I'm building an application where users can choose one of the defined timezones in config/timezones.php:
return [
'malta' => 'Europe/Malta',
'manila' => 'Asia/Manila',
'newyork' => 'America/New_York',
];
This file has an array with an identifier and a valid time zone string (as found on PHP.net)
I'm trying to build this application based on test driven development, so naturally I wrote a unit test to check if the time changed correctly when a user changed its timezone:
namespace Tests\Unit;
use Carbon\Carbon;
use Tests\TestCase;
use Illuminate\Foundation\Testing\RefreshDatabase;
class TimeZoneTest extends TestCase
{
use RefreshDatabase;
/** @test */
public function the_date_and_time_will_be_displayed_based_on_the_timezone_of_the_user() {
$user = factory(\App\User::class)->create([
'timezone' => 'Asia/Manila' // +8 hours
]);
$date = Carbon::create(2018, 1, 1, 0, 0, 0); // 2018-01-01 00:00:00
$adjustedDate = $date->timezone($user->timezone)->format('Y-m-d H:i:s'); // +8 hours = 2018-01-01 08:00:00
$this->assertEquals('2018-01-01 08:00:00', $adjustedDate);
}
}
This works fine, but here's the problem: if I were to make a typo in the configuration file, the unit test will still pass but the application will break.
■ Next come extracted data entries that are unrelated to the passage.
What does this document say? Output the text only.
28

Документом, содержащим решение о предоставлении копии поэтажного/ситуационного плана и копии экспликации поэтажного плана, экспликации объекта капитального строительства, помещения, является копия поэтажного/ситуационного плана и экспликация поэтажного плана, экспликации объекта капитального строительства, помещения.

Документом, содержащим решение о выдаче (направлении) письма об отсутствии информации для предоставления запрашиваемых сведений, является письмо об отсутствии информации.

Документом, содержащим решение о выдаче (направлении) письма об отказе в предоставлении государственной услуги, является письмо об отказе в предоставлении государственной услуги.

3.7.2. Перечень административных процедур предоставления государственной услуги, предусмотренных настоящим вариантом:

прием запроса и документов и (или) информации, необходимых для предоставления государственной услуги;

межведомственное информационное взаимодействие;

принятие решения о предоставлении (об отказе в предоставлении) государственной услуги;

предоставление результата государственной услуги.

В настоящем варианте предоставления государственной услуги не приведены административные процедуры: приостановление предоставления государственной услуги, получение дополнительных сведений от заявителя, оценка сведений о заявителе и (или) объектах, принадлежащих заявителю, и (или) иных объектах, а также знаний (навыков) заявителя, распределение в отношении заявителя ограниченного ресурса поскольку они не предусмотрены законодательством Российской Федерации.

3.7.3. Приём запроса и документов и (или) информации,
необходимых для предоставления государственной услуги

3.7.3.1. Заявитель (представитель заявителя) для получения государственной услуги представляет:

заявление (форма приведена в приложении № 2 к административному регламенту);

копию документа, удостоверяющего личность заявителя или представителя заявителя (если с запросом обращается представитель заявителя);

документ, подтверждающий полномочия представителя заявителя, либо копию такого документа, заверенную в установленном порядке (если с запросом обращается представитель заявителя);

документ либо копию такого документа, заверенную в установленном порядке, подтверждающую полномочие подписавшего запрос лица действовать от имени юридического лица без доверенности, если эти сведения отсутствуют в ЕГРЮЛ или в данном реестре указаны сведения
I could simply create another unit test where I loop and validate the items of my configuration file using in_array($timezone, timezone_identifiers_list()), but I am not sure if that belongs in a unit test. It feels to me that this only needs to be validated once upon committing your code or something.
My questions: how/where/when do I check if my configuration file is valid before it's deployed to production?